Stir in the kale leaves and dill. Cover again and cook until the kale is tender, 5 to 10 minutes. Crack black pepper over individual bowls of the soup and drizzle the remaining 1/4 cup olive oil, one tablespoon per bowl, just before serving.
If you have time to make this recipe using dried black-eyed peas, do so as follows: Place 2 cups dried black-eyed peas (picked over and rinsed) in a large pot, add enough cool tap water to submerge by 2-inches, and bring to a boil over high heat. Boil for 1 minute. Off the heat and let soak for 1 hour. Drain in a colander and set aside until needed. If using dried beans, simmer the stew for about 45-50 minutes, until the beans are soft but not mushy.

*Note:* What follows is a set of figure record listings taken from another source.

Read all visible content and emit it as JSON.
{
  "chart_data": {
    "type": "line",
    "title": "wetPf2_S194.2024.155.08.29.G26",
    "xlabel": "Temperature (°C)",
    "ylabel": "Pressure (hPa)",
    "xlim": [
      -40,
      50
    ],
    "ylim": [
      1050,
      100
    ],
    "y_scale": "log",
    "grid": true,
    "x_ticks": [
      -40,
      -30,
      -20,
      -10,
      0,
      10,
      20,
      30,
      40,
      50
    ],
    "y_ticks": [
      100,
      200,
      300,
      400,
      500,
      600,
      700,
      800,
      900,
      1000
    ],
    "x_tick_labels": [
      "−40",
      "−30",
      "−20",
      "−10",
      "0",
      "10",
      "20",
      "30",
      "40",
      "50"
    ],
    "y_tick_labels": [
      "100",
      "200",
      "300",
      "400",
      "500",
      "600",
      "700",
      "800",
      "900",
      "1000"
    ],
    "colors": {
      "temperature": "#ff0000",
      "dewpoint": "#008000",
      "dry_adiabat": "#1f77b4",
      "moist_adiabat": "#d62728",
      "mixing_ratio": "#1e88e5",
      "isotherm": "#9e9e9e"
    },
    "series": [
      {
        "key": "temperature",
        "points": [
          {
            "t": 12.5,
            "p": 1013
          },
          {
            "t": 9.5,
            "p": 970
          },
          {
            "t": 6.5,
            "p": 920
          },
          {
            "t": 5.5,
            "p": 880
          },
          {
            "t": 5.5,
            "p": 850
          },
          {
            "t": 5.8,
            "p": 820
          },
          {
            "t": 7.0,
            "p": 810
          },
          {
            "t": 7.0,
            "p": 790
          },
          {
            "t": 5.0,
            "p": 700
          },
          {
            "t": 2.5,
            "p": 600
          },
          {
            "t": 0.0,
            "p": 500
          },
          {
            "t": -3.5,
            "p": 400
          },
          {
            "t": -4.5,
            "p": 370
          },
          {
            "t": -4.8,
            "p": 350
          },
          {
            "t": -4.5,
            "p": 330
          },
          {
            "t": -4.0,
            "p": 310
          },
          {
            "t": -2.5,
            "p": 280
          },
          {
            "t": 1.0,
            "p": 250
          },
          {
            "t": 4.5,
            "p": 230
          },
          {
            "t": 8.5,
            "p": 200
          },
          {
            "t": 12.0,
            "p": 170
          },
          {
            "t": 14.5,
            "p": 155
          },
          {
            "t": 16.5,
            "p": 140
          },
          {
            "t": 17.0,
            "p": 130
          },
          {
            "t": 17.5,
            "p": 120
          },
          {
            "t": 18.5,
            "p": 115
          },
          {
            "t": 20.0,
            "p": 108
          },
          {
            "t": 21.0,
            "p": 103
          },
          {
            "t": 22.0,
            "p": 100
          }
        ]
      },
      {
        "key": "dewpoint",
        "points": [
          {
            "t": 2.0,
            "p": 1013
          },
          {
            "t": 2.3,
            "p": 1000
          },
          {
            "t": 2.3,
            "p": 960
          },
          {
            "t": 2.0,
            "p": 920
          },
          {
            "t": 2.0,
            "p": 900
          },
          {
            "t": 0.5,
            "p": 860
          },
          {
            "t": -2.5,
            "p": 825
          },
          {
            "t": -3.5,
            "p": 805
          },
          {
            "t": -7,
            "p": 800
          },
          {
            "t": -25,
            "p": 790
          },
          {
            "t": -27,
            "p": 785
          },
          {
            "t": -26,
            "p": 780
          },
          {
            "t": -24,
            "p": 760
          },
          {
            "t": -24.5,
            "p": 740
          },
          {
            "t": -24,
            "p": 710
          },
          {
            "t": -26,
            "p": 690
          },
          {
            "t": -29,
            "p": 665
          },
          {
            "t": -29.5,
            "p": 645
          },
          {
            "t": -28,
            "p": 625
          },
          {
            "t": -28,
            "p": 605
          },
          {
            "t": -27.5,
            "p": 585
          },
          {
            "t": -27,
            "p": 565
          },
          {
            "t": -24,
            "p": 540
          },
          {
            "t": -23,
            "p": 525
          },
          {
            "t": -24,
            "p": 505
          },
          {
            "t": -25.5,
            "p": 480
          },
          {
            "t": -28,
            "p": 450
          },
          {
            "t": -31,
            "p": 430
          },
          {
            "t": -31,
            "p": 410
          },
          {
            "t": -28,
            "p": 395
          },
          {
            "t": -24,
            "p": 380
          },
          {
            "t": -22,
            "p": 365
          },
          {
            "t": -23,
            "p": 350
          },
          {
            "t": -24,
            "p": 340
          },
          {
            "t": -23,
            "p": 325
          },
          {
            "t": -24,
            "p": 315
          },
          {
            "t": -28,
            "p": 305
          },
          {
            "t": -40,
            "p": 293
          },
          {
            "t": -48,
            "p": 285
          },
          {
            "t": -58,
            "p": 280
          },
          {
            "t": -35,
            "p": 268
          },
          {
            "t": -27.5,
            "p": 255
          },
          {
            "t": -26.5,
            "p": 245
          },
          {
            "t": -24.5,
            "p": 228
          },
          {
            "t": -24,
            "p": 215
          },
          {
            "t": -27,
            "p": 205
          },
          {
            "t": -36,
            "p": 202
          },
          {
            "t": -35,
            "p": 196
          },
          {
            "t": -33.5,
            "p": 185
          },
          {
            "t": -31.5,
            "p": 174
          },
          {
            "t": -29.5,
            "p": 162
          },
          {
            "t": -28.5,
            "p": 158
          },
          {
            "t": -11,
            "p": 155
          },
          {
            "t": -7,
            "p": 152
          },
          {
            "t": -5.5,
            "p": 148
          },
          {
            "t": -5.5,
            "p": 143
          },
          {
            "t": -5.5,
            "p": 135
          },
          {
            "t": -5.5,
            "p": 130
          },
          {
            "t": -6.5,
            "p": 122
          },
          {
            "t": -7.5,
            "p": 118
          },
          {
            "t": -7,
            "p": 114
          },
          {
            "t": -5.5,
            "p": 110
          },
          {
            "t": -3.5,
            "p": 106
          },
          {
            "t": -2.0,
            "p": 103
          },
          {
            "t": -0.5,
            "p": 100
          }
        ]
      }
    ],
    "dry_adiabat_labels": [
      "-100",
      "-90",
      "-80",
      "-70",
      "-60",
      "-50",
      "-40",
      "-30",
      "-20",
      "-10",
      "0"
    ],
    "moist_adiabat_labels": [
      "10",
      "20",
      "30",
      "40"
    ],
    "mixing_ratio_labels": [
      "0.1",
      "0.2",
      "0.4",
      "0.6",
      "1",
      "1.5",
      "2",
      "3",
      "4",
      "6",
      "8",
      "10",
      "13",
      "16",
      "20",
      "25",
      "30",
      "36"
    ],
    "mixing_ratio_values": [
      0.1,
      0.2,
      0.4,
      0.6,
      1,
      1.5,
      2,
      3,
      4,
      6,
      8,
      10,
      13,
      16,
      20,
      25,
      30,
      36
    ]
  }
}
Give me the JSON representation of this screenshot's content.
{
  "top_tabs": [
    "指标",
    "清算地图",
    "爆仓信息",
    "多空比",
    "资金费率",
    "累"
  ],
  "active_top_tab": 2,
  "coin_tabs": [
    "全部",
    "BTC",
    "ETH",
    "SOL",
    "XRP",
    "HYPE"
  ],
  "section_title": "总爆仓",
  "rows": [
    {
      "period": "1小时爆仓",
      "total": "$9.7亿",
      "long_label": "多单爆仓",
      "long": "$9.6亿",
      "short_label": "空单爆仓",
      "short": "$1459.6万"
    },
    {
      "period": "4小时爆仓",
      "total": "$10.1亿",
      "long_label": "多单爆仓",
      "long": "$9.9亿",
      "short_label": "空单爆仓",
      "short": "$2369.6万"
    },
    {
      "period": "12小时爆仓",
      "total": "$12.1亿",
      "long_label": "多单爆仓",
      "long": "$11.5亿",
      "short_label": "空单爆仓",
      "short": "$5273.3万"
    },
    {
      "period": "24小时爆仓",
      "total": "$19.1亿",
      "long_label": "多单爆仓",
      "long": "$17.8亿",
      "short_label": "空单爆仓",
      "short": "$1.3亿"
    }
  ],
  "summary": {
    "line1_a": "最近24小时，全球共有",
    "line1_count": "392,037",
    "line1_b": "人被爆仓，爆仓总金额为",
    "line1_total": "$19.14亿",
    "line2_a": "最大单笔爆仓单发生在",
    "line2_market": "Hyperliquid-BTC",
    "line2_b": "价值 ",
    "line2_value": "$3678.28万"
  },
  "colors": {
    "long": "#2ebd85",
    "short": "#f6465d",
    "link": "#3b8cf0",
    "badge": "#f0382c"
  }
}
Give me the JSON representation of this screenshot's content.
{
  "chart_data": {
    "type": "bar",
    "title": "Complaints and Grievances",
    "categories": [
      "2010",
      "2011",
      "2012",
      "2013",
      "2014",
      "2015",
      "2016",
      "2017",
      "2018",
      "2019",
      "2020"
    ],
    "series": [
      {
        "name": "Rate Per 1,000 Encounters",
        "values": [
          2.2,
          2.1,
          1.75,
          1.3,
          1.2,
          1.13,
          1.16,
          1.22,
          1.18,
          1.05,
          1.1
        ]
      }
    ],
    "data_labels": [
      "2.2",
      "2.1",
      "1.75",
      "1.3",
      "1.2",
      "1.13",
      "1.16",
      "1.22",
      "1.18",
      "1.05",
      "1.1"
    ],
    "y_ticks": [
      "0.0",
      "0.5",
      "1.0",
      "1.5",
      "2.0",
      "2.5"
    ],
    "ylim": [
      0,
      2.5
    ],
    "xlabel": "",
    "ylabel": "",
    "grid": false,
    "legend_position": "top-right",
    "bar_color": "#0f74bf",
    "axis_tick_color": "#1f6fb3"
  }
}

The fennel is also very good when sliced very thin rather than chopped, but some people prefer smaller bites. And speaking of the fennel, some people do not love the flavor of fennel, but it is not powerful at all in this recipe. You'll be pleasantly surprised.
Do not omit the dill. This herb is a critical part to the fabulous, fresh flavor of the stew.
This protein rich stew freezes well, though the kale will lose a little of its vibrancy. The flavor will still be delicious.
Slightly adapted from The Blue Zones Solution.